Stock exchanges in Asia and Europe have made tremendous strides in raising equity capital for companies over the past three years. Is U.S. superiority at an end?

Deep into the largest financial shock since the Great Depression, it is easy to imagine that the rise of the Chinese and Indian economies and the resurgence of London as a financial center could tilt the balance of capital-markets power. America’s biggest global banks, desperate to rebuild capital ratios, are surviving on life-supporting cash infusions from sovereign wealth funds. Huge chunks of the once-vibrant securities markets in the United States, such as collateralized loan obligations and asset-backed mortgages, are moribund. And prominent international bankers, like HSBC group chairman Stephen Green, are declaring the end of Wall Street’s “center of the universe” status.

The numbers speak volumes. The combined domestic market capitalization of Nasdaq, the New York Stock Exchange, and the American Stock Exchange ($18.2 trillion as of last June) accounted for just 35 percent of the total on exchanges worldwide. That’s down from 52 percent in 2001, according to the Committee on Capital Markets Regulation (CCMR), an advocacy group. While the market capitalization of exchanges outside the United States has grown 22 percent since 2002, U.S. exchanges have seen their collective market cap rise only 9 percent. And today, when foreign companies go public outside their home countries, they choose the United States much less frequently.

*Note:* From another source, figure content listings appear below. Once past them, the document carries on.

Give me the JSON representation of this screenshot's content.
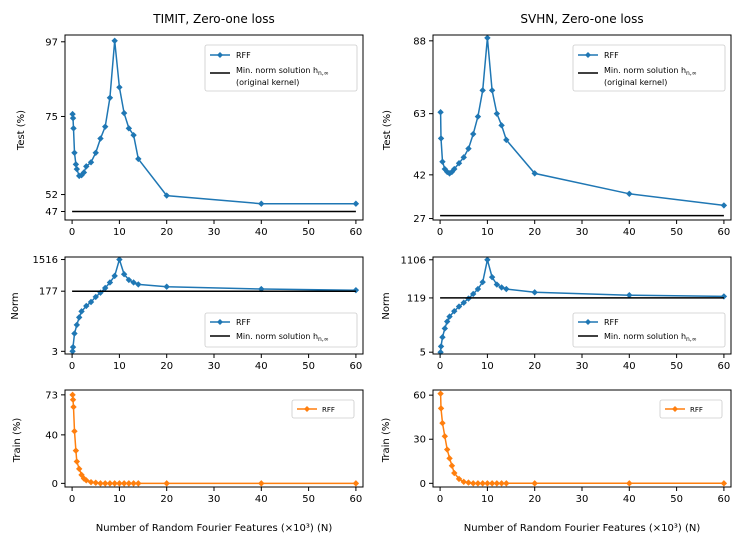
{
  "figure": {
    "xlabel": "Number of Random Fourier Features (×10³) (N)",
    "colors": {
      "blue": "#1f77b4",
      "orange": "#ff7f0e",
      "black": "#000000"
    }
  },
  "legend": {
    "rff": "RFF",
    "min_norm_test_line1": "Min. norm solution h",
    "min_norm_test_sub": "n,∞",
    "min_norm_test_line2": "(original kernel)",
    "min_norm_norm": "Min. norm solution h",
    "min_norm_norm_sub": "n,∞"
  },
  "chart_data": [
    {
      "id": "timit-test",
      "title": "TIMIT, Zero-one loss",
      "type": "line",
      "ylabel": "Test (%)",
      "xlim": [
        -1.5,
        61.5
      ],
      "ylim": [
        44.5,
        99
      ],
      "xticks": [
        0,
        10,
        20,
        30,
        40,
        50,
        60
      ],
      "yticks": [
        47,
        52,
        75,
        97
      ],
      "series": [
        {
          "name": "RFF",
          "color": "#1f77b4",
          "marker": "diamond",
          "x": [
            0.1,
            0.2,
            0.3,
            0.5,
            0.8,
            1,
            1.5,
            2,
            2.5,
            3,
            4,
            5,
            6,
            7,
            8,
            9,
            10,
            11,
            12,
            13,
            14,
            20,
            40,
            60
          ],
          "y": [
            75.7,
            74.5,
            71.5,
            64.3,
            60.9,
            59.5,
            57.5,
            57.7,
            58.5,
            60.3,
            61.5,
            64.3,
            68.5,
            72,
            80.5,
            97.3,
            83.6,
            76,
            71.5,
            69.5,
            62.5,
            51.7,
            49.3,
            49.3
          ]
        },
        {
          "name": "Min. norm solution (original kernel)",
          "color": "#000000",
          "marker": "none",
          "x": [
            0,
            60
          ],
          "y": [
            47,
            47
          ]
        }
      ]
    },
    {
      "id": "svhn-test",
      "title": "SVHN, Zero-one loss",
      "type": "line",
      "ylabel": "Test (%)",
      "xlim": [
        -1.5,
        61.5
      ],
      "ylim": [
        26.5,
        90
      ],
      "xticks": [
        0,
        10,
        20,
        30,
        40,
        50,
        60
      ],
      "yticks": [
        27,
        42,
        63,
        88
      ],
      "series": [
        {
          "name": "RFF",
          "color": "#1f77b4",
          "marker": "diamond",
          "x": [
            0.1,
            0.2,
            0.5,
            1,
            1.5,
            2,
            2.5,
            3,
            4,
            5,
            6,
            7,
            8,
            9,
            10,
            11,
            12,
            13,
            14,
            20,
            40,
            60
          ],
          "y": [
            63.5,
            54.5,
            46.5,
            44,
            43,
            42.5,
            43,
            44,
            46,
            48,
            51,
            56,
            62,
            71,
            89,
            71,
            63,
            59,
            54,
            42.5,
            35.5,
            31.5
          ]
        },
        {
          "name": "Min. norm solution (original kernel)",
          "color": "#000000",
          "marker": "none",
          "x": [
            0,
            60
          ],
          "y": [
            28,
            28
          ]
        }
      ]
    },
    {
      "id": "timit-norm",
      "type": "line",
      "ylabel": "Norm",
      "xlim": [
        -1.5,
        61.5
      ],
      "ylim": [
        2.5,
        1800
      ],
      "yscale": "log",
      "xticks": [
        0,
        10,
        20,
        30,
        40,
        50,
        60
      ],
      "yticks": [
        3,
        177,
        1516
      ],
      "series": [
        {
          "name": "RFF",
          "color": "#1f77b4",
          "marker": "diamond",
          "x": [
            0.1,
            0.2,
            0.5,
            1,
            1.5,
            2,
            3,
            4,
            5,
            6,
            7,
            8,
            9,
            10,
            11,
            12,
            13,
            14,
            20,
            40,
            60
          ],
          "y": [
            3,
            4,
            10,
            18,
            30,
            45,
            65,
            85,
            120,
            160,
            220,
            320,
            500,
            1516,
            560,
            380,
            320,
            280,
            240,
            205,
            190
          ]
        },
        {
          "name": "Min. norm solution",
          "color": "#000000",
          "marker": "none",
          "x": [
            0,
            60
          ],
          "y": [
            177,
            177
          ]
        }
      ]
    },
    {
      "id": "svhn-norm",
      "type": "line",
      "ylabel": "Norm",
      "xlim": [
        -1.5,
        61.5
      ],
      "ylim": [
        4.5,
        1300
      ],
      "yscale": "log",
      "xticks": [
        0,
        10,
        20,
        30,
        40,
        50,
        60
      ],
      "yticks": [
        5,
        119,
        1106
      ],
      "series": [
        {
          "name": "RFF",
          "color": "#1f77b4",
          "marker": "diamond",
          "x": [
            0.1,
            0.2,
            0.5,
            1,
            1.5,
            2,
            3,
            4,
            5,
            6,
            7,
            8,
            9,
            10,
            11,
            12,
            13,
            14,
            20,
            40,
            60
          ],
          "y": [
            5,
            7,
            12,
            20,
            30,
            40,
            55,
            72,
            90,
            115,
            150,
            200,
            300,
            1106,
            400,
            260,
            220,
            200,
            165,
            140,
            130
          ]
        },
        {
          "name": "Min. norm solution",
          "color": "#000000",
          "marker": "none",
          "x": [
            0,
            60
          ],
          "y": [
            119,
            119
          ]
        }
      ]
    },
    {
      "id": "timit-train",
      "type": "line",
      "ylabel": "Train (%)",
      "xlim": [
        -1.5,
        61.5
      ],
      "ylim": [
        -3,
        77
      ],
      "xticks": [
        0,
        10,
        20,
        30,
        40,
        50,
        60
      ],
      "yticks": [
        0,
        40,
        73
      ],
      "series": [
        {
          "name": "RFF",
          "color": "#ff7f0e",
          "marker": "diamond",
          "x": [
            0.1,
            0.2,
            0.3,
            0.5,
            0.8,
            1,
            1.5,
            2,
            2.5,
            3,
            4,
            5,
            6,
            7,
            8,
            9,
            10,
            11,
            12,
            13,
            14,
            20,
            40,
            60
          ],
          "y": [
            73,
            69,
            63,
            43,
            27,
            18,
            12,
            7,
            4,
            2.5,
            1,
            0.5,
            0,
            0,
            0,
            0,
            0,
            0,
            0,
            0,
            0,
            0,
            0,
            0
          ]
        }
      ]
    },
    {
      "id": "svhn-train",
      "type": "line",
      "ylabel": "Train (%)",
      "xlim": [
        -1.5,
        61.5
      ],
      "ylim": [
        -2.5,
        63.5
      ],
      "xticks": [
        0,
        10,
        20,
        30,
        40,
        50,
        60
      ],
      "yticks": [
        0,
        30,
        60
      ],
      "series": [
        {
          "name": "RFF",
          "color": "#ff7f0e",
          "marker": "diamond",
          "x": [
            0.1,
            0.2,
            0.5,
            1,
            1.5,
            2,
            2.5,
            3,
            4,
            5,
            6,
            7,
            8,
            9,
            10,
            11,
            12,
            13,
            14,
            20,
            40,
            60
          ],
          "y": [
            61,
            51,
            41,
            32,
            23,
            17,
            12,
            7,
            3,
            1,
            0.5,
            0,
            0,
            0,
            0,
            0,
            0,
            0,
            0,
            0,
            0,
            0
          ]
        }
      ]
    }
  ]
}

“As recently as the late 1990s, the U.S. market was the envy of all other markets in terms of its liquidity, its access to capital, and the strength, once a company had gone public, that being public provided,” says Murray Beach of TM Capital Corp., a Westwood, Massachusetts-based investment banking firm. “Today that’s not the case.”

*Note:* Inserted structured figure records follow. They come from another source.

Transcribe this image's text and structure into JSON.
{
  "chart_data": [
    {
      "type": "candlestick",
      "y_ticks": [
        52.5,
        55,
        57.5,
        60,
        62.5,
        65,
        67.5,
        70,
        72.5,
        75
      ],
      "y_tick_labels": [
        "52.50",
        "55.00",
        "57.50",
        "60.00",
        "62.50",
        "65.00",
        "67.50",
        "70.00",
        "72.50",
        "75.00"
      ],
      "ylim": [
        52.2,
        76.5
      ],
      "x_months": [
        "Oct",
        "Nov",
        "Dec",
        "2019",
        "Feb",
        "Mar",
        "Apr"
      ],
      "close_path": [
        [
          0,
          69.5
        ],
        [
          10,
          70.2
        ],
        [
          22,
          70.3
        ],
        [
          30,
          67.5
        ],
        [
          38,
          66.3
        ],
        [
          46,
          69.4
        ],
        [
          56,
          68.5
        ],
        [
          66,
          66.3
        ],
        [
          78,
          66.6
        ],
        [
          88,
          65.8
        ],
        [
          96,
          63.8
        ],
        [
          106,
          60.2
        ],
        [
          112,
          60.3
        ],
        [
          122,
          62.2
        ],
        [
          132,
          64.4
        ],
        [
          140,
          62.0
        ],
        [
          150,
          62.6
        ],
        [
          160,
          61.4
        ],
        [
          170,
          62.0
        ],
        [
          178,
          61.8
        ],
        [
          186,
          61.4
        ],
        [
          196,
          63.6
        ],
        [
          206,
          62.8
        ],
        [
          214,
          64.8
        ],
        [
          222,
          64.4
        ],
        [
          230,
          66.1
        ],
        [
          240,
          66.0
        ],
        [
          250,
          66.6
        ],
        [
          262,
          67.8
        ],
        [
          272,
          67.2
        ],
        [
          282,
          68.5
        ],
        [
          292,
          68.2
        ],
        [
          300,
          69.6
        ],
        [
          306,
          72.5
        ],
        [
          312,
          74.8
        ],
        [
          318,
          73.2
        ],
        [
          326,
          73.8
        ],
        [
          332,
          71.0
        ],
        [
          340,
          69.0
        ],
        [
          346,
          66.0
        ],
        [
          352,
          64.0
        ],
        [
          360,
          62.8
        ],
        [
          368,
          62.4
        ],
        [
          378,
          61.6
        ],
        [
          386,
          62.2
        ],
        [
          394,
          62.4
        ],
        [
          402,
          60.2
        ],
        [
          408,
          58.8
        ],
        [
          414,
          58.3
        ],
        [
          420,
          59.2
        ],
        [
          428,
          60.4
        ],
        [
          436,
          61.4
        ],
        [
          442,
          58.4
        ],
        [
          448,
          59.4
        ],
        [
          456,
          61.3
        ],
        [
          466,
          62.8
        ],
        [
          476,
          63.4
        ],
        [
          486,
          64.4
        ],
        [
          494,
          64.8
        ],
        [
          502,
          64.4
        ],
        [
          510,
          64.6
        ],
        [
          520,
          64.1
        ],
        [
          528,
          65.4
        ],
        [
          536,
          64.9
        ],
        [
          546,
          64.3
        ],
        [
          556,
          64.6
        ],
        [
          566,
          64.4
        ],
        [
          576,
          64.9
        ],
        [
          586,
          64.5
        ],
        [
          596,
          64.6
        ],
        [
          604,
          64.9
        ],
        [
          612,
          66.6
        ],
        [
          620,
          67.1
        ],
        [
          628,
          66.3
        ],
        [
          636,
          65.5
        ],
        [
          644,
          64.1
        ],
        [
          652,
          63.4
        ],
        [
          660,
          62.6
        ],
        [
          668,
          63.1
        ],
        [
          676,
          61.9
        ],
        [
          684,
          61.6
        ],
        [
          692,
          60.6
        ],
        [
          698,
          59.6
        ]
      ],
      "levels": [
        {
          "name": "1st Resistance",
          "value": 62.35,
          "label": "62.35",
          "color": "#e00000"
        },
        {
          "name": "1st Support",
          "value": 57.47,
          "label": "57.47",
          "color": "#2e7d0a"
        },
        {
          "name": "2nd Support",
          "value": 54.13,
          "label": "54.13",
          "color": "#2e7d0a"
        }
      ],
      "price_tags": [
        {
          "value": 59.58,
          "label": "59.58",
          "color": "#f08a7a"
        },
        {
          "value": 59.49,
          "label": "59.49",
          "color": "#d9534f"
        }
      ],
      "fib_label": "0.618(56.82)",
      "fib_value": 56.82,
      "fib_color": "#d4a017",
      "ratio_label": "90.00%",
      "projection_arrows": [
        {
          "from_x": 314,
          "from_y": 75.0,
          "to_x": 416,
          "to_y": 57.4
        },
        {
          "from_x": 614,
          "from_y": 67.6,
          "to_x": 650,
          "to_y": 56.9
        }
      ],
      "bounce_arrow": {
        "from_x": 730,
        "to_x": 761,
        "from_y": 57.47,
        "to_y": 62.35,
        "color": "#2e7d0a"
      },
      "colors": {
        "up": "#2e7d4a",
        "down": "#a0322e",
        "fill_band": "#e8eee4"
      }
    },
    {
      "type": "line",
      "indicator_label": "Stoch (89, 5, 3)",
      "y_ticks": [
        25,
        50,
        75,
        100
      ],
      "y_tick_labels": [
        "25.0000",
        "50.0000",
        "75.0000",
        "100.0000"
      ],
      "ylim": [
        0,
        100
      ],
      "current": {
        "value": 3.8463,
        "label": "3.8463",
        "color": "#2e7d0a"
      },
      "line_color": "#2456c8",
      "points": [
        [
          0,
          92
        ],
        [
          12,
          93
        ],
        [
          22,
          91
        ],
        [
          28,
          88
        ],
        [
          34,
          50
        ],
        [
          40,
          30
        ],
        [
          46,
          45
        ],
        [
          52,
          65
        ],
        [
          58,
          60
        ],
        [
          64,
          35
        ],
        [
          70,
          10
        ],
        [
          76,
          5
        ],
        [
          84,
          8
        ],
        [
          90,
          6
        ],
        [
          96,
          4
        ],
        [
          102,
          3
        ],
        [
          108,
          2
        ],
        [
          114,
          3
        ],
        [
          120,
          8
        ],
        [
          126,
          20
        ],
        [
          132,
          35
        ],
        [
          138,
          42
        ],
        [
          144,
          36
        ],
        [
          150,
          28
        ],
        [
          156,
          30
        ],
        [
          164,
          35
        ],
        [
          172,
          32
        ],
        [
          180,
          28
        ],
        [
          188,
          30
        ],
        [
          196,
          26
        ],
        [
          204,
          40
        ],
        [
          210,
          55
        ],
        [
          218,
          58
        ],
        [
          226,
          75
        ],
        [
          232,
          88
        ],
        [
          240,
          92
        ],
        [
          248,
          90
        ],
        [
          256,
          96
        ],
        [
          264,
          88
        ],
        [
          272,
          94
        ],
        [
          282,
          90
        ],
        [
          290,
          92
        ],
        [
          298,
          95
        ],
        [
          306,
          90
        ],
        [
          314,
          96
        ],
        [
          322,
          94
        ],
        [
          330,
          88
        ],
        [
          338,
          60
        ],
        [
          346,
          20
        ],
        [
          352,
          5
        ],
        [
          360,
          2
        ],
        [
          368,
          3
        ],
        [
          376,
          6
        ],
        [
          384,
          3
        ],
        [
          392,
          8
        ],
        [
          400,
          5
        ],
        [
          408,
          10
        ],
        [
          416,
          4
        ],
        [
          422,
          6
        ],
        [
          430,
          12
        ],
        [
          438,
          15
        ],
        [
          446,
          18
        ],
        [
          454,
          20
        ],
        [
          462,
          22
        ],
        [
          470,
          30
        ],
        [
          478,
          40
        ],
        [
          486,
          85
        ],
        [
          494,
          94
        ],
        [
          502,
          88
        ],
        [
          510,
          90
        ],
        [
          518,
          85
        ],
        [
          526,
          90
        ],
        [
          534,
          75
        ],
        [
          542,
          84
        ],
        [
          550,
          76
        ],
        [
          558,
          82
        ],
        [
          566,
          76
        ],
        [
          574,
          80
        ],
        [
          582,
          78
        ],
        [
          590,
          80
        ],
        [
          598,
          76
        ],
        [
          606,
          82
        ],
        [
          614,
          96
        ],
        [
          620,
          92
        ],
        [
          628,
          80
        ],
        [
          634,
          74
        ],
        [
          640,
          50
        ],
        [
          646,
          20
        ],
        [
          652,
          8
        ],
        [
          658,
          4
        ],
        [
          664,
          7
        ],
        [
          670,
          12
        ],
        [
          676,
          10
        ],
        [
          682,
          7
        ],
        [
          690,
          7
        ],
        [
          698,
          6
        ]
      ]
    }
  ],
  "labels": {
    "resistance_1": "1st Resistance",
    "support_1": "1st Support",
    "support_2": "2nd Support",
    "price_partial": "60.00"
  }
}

Weaker public markets in the United States could make it tougher for CFOs to attract well-capitalized equity investors — the ones that give venture-capital and private-equity shops a way to underwrite start-ups. A market with lower liquidity can also exacerbate and sustain price-deflating market crises and make issuing follow-on deals dilutive. And if U.S.-bred CFOs have to sojourn abroad and educate emerging-market investors on their company’s prospects, the learning curve will be steep.

Many bankers and other capital-markets players dismiss the idea that the United States is no longer at the pinnacle of equity markets, or that hordes of U.S. companies are about to export their listings abroad. Nasdaq senior vice president Bob McCooey of the exchange’s capital-markets group insists that “the gloom and doom we hear almost constantly is very overblown.” Says Don Ogilvie, independent chairman of the Deloitte Center for Banking Solutions: “We have the best, strongest, and most innovative financial system in the global economy.”

To CFOs and other executives, however, a possible demotion of the United States in the global pecking order is real. “We’ve lost our edge,” asserts John Sauickie, founder of money management firm Titanium Asset Management Corp., which went public last year.

London Calling

CFOs have been voting against the United States with their feet. In the first half of 2008, of the 27 initial public offerings that CCMR identified as being executed by U.S. companies, 6 (22 percent) listed on a foreign exchange only, up from 8 percent in 2007. The big winner? London. During the first seven months of 2008, the London Stock Exchange (LSE) was home to 22 international IPOs that raised $5.8 billion. That was 3 IPOs and nearly $4 billion more than three of its biggest competitors — the U.S.-based NYSE Euronext and Nasdaq OMX, plus Germany’s Deutsche Bourse — combined.